Projet photo de Hrair Sargsyan
La vérité est souvent insaisissable. Elle doit parfois être cachée, ce qui constitue le thème de "Unsolved" – N.D.T. non résolu - (2012) - une série de photographies réalisées par Hrair Sargsyan. Le thème se réfère à ces descendants d'Arméniens qui furent convertis à l'Islam de force au cours du génocide afin d'éviter une mort certaine. Leurs petits-enfants et arrière-petits-enfants qui vivent toujours en Turquie furent rebaptisés lorsqu'ils apprirent quelles étaient leurs origines. Mais une fois leur identité oubliée retrouvée, ils ont perdu la plupart de leurs connexions sociales ainsi que leurs relations car la communauté arménienne renâcle à les accepter tandis que la majorité turque n'est pas prête pour s'impliquer dans leurs histoires personnelles. Les portraits réalisés par Sargsyan présentent ces gens comme incomplets : ils baignent dans l'obscurité tandis qu'un éclair ne révèle à la lumière que leurs yeux, leurs bras et leurs jambes.

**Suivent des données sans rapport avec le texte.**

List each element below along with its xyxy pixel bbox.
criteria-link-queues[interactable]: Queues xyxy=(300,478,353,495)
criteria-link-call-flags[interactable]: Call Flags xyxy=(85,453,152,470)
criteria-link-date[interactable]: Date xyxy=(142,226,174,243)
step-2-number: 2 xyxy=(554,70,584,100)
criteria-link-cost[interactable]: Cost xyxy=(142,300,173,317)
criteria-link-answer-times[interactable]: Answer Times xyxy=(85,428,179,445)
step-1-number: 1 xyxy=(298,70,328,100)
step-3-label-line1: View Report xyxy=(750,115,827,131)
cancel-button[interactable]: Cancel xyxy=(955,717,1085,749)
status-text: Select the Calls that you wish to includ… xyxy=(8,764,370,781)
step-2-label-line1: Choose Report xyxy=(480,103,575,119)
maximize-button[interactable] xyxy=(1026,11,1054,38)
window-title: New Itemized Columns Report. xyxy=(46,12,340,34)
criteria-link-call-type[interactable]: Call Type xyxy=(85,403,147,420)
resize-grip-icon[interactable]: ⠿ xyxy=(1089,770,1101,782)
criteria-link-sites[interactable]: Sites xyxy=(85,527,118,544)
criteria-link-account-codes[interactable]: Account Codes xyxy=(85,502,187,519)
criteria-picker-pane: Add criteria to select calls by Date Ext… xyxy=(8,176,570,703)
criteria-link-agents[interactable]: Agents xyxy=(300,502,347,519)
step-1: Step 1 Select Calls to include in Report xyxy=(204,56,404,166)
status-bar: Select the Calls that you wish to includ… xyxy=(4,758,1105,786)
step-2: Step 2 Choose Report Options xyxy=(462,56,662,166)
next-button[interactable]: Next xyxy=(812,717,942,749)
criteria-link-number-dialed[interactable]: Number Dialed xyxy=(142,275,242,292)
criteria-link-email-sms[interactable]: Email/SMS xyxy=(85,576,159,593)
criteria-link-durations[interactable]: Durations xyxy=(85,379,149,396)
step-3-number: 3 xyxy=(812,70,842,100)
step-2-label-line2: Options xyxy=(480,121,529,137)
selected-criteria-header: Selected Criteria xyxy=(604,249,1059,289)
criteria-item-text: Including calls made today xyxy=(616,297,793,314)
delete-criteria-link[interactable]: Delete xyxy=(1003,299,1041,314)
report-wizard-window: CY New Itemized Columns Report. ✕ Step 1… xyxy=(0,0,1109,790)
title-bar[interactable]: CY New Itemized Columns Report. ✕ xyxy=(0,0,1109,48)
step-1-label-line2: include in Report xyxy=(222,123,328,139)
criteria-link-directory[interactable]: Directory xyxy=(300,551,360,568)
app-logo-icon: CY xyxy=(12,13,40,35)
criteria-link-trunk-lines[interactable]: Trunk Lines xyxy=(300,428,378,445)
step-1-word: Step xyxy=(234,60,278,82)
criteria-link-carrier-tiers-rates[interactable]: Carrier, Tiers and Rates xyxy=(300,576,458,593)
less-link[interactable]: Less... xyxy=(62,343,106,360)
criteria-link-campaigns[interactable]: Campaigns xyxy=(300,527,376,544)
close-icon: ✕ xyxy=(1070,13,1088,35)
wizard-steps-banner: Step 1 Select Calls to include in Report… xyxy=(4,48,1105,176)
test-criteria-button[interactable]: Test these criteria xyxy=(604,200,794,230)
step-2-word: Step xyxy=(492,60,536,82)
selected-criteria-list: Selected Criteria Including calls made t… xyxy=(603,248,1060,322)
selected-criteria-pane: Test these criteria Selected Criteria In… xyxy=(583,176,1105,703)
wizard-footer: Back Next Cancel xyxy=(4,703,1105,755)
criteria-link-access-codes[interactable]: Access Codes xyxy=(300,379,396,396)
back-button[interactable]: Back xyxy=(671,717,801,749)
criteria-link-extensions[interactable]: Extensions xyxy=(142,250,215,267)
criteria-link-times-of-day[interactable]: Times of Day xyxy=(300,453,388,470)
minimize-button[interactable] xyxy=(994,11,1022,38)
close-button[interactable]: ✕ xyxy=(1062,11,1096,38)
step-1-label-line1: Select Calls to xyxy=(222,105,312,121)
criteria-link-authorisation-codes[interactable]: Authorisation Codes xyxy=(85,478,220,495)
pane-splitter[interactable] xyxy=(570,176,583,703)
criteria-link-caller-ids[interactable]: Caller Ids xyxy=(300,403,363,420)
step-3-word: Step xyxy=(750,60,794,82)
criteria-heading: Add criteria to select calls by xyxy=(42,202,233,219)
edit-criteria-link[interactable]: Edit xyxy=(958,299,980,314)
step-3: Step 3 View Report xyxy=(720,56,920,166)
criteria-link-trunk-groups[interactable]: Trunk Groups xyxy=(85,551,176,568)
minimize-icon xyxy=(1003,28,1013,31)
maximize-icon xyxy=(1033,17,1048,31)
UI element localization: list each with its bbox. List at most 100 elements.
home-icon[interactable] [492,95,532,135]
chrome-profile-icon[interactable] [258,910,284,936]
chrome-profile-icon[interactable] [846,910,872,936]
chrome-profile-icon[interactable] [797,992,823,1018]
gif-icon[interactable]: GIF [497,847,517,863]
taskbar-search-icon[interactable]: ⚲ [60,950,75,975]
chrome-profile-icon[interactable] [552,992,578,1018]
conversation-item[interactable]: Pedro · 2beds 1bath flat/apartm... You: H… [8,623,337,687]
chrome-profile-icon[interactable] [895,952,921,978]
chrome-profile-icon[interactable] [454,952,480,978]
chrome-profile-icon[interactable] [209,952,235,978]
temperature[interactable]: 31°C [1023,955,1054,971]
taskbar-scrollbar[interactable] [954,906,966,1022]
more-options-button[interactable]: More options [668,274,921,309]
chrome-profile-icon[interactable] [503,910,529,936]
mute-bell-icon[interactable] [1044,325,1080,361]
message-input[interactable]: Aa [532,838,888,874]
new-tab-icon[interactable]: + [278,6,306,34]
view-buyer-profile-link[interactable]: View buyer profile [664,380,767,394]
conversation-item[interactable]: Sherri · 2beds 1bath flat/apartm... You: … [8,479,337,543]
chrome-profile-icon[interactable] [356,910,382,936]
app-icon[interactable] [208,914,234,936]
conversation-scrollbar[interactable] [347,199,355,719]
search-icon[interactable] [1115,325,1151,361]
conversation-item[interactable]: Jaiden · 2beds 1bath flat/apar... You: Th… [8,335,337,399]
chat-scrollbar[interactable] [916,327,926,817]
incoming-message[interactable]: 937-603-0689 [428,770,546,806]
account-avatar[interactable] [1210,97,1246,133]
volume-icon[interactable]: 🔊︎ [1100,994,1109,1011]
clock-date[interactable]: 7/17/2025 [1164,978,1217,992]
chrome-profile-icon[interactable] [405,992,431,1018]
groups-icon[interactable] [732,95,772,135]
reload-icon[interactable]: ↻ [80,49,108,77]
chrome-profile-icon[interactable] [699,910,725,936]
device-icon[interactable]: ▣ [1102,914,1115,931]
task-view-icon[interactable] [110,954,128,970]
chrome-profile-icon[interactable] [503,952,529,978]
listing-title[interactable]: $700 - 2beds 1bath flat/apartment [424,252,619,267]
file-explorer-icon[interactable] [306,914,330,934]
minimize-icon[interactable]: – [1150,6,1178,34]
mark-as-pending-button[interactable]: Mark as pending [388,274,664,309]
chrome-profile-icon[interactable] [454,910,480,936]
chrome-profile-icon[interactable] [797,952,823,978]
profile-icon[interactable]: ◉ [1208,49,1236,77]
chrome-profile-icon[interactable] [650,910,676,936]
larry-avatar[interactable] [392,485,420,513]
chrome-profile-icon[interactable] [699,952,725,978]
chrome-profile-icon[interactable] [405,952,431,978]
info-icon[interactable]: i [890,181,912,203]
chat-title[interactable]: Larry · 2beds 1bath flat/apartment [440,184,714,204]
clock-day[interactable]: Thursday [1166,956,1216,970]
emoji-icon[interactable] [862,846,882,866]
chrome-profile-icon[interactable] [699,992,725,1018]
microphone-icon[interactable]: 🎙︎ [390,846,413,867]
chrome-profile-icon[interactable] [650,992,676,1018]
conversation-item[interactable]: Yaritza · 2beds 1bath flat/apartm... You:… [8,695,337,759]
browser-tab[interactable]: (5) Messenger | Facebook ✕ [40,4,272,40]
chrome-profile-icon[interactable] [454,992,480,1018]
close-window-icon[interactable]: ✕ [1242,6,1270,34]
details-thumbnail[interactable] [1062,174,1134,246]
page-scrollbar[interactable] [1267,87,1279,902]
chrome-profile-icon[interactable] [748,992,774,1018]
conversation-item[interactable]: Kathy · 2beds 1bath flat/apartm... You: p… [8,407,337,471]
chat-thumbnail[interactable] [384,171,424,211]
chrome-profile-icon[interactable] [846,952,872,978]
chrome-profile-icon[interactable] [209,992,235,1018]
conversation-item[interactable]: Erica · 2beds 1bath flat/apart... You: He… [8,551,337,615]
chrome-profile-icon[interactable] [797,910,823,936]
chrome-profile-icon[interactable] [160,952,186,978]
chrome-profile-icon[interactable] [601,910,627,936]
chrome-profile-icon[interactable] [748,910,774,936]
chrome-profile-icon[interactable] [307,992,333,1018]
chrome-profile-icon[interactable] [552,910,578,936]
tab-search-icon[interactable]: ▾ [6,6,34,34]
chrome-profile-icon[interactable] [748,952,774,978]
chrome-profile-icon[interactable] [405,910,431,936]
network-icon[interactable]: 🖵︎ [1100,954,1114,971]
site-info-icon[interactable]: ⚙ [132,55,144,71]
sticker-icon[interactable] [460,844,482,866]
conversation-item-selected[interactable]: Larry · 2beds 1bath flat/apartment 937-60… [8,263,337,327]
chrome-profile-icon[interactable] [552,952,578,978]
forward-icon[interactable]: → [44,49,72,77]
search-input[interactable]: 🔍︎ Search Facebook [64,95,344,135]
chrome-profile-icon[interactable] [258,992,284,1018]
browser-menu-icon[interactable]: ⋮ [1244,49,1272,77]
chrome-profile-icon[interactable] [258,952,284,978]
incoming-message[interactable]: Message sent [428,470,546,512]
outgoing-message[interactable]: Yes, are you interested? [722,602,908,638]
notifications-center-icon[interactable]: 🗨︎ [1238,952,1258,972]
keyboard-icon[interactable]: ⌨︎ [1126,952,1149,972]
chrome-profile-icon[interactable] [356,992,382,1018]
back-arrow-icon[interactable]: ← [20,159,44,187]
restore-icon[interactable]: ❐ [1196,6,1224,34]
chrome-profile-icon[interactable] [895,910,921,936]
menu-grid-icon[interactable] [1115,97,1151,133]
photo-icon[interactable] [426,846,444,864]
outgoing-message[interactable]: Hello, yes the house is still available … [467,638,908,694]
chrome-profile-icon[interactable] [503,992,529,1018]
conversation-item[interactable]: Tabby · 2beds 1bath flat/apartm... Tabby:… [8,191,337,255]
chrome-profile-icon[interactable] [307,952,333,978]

Le souvenir du génocide transparaît assurément dans le travail et les vies privées des artistes. « Tous les participants sont des petits-enfants et descendants de ceux qui vécurent cette époque » déclare Adeline von Fürstenberg, la programmatrice du pavillon. « Peu importe où ils sont nés, que ce soit Alep, Bethléem, Erevan ou Jérusalem, ils partagent une sensibilité spéciale vis à vis des questions de frontières, de géographie et de territoire, mais aussi des problématiques de survie, d'adaptation et de mémoire historique, sans même parler de l'image fantasmée du pays où beaucoup d'entre eux n'ont jamais eu l'opportunité de vivre ».